Self Made: Lucas Buick and Ryan Dorshorst, founders of Hipstamatic
Hipstamatic was the first retro camera app to take the iPhone by storm. Arriving on the iTunes App Store late in 2009, it successfully caught the digital version of a photographic wave started by the likes of the film-based Lomography brand. Less than a year later and Hipstamatic had more than 1.4 million downloads, making it one of the top all-time paid for iPhone apps of the day.
Two years later and the company behind it has added the darkroom-in-your-pocket app that is Swakolabs and Incredibooth, the digital passport photo for your phone. Perhaps the real money-maker though is the Hipstamart web service with which people can turn their retro files into real world prints.

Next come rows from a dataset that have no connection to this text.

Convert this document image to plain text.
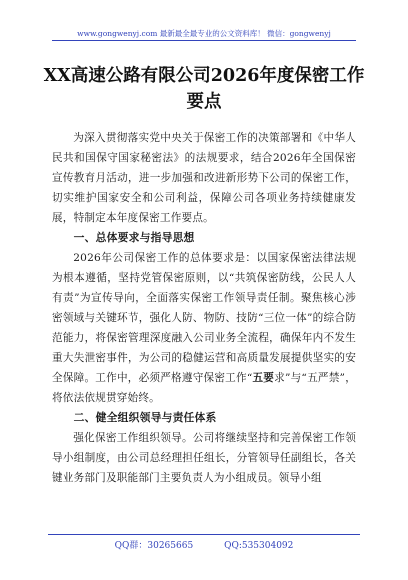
www.gongwenyj.com 最新最全最专业的公文资料库！ 微信：gongwenyj
XX高速公路有限公司2026年度保密工作
要点

为深入贯彻落实党中央关于保密工作的决策部署和《中华人民共和国保守国家秘密法》的法规要求，结合2026年全国保密宣传教育月活动，进一步加强和改进新形势下公司的保密工作，切实维护国家安全和公司利益，保障公司各项业务持续健康发展，特制定本年度保密工作要点。

一、总体要求与指导思想

2026年公司保密工作的总体要求是：以国家保密法律法规为根本遵循，坚持党管保密原则，以“共筑保密防线，公民人人有责”为宣传导向，全面落实保密工作领导责任制。聚焦核心涉密领域与关键环节，强化人防、物防、技防“三位一体”的综合防范能力，将保密管理深度融入公司业务全流程，确保年内不发生重大失泄密事件，为公司的稳健运营和高质量发展提供坚实的安全保障。工作中，必须严格遵守保密工作“五要求”与“五严禁”，将依法依规贯穿始终。

二、健全组织领导与责任体系

强化保密工作组织领导。公司将继续坚持和完善保密工作领导小组制度，由公司总经理担任组长，分管领导任副组长，各关键业务部门及职能部门主要负责人为小组成员。领导小组

QQ群：30265665	QQ:535304092
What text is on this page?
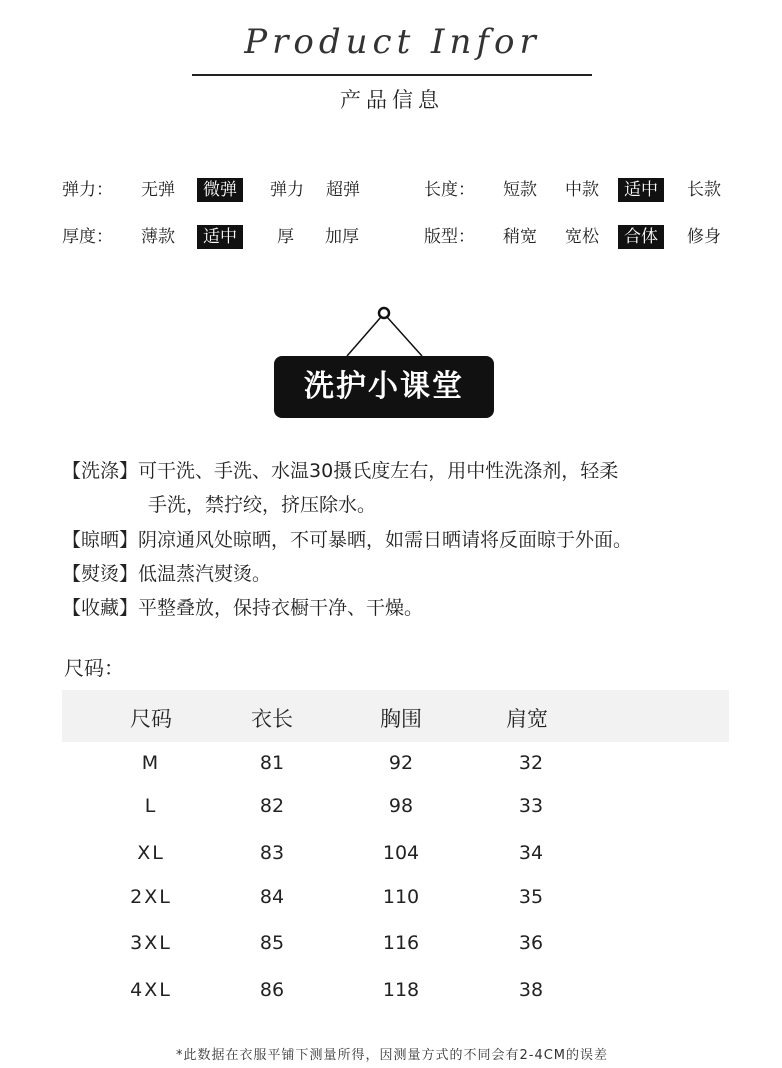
Product Infor
产品信息
弹力： 无弹	微弹	弹力 超弹	长度： 短款 中款	适中	长款
厚度： 薄款	适中	厚 加厚	版型： 稍宽 宽松	合体	修身
洗护小课堂
【洗涤】可干洗、手洗、水温30摄氏度左右，用中性洗涤剂，轻柔
手洗，禁拧绞，挤压除水。
【晾晒】阴凉通风处晾晒，不可暴晒，如需日晒请将反面晾于外面。
【熨烫】低温蒸汽熨烫。
【收藏】平整叠放，保持衣橱干净、干燥。
尺码：
尺码	衣长	胸围	肩宽
M	81	92	32
L	82	98	33
XL	83	104	34
2XL	84	110	35
3XL	85	116	36
4XL	86	118	38
*此数据在衣服平铺下测量所得，因测量方式的不同会有2-4CM的误差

So, how did two kids from the University of Wisconsin start a business that would take iOS, photography and even Playboy magazine by storm? As part of the Self Made series on Pocket-lint, we asked Hipstamatic founders Lucas Buick and Ryan Dorshorst our same six questions to get a snapshot.
What are you doing right now?
Lucas: I'm making amazing products with the most passionate, creative and awesome team - all of whom are my friends and inspire me on a daily basis.
Ryan: I'm working on products that empower people to take more beautiful images and share them with the people they love and care about.
What were you doing 12 years ago?
Lucas: I was in photo class developing a roll of film of my future wife that would result in a conversation with my instructor about shooting porn and the future of my photographic career. The shoot was in my bedroom and included duct tape, a magic marker, a fully clothed 18-year-old woman, and an ice cream cone. I'm not sure where he was going with the conversation, but I never ended up shooting for Playboy. However, awesome photographers have used Hipstamatic for features in that publication, and I have seen full blogs dedicated to naked Hipstamatic shots.
What were you doing 17 years ago?
Lucas: I was kissing girls in the hockey rink after practice thinking I was going to be the next Gretzky. After all, practice makes perfect.
Ryan: Seventeen years ago I was at the ripe young age of 12, and about to become a teenager the upcoming November. I was probably playing Myst on my parents' old Macintosh LC II (with external 4X CD-ROM drive – sweet!). I also played a lot of Nintendo and built a lot of Lego sets. Basically I was a nerd-in-training.
What were you doing 21 years ago?
Lucas: I was locking myself in the basement with a pad of paper and Canadian rap star Snow on the boom box while trying to draw motorcycles. Later in life I would discover I wasn't an illustrator nor could I race motorcycles without breaking bones.
Ryan: Wow...well in 1991 I was only nine years old. At the time, I think I was living in upstate New York, so I remember spending a lot of time in the woods with neighbourhood friends and biking around the neighbourhood. I think the current computer in the house was a Mac Plus, and my only memory of it was drawing stuff with MacPaint and playing some sort of maze game called "A-Maze-ing!". We only lived there for about a year and a half, but I remember it being very similar to Wisconsin (where I spent most of the rest of my childhood).
What were you doing 30 years ago?
Lucas: I vaguely remember a stork talking about pickles and wrapping me up in a blanket. It's all a bit foggy, but I'm guessing it was likely epic. And for whatever reason I hate pickles today, especially Vlasic.
Ryan: Thirty years ago I was busy incubating in my mother's womb, about three months away from being born.
What is your defining moment in your life?
Lucas: I've always been drawn to rainy days. I can remember rainy days in my kindergarten class staring out the window. I can remember rain coming down as I skated on the ice in early spring.
I also remember it raining while sitting in my shared high-rise office at 22 when I realised that I could never be an employee and that my entire life I had been told that I could be anything I wanted. It struck me that the most successful people in life were changing the world by following their passion, and that those people were likely no smarter than the rest of us. I also got an email from Ryan talking about doughnut, signs, and starting a design studio together.
Ryan: I think the critical decision I made in my life, without a doubt, was when I decided to go to school for design in the summer of 2001 (so about 11 years ago). I had applied to a lot of schools, but my two top candidates were either going to design school in Stevens Point (about 30 minutes south of where I grew up), or going to engineering school in Madison (about 1.5 hours south).
The University of Wisconsin - Stevens Point turned out to be where I would meet my wife, most of the friends I still have today, and my business partner. I was taught by an amazing faculty and spent hours and hours late into the night working with a group of kids who were as hungry for making amazing things as I was. It was competitive, but in a very healthy way. Being in the middle of nowhere, with long cold winters, really has a way of helping you focus your energy on what you're making.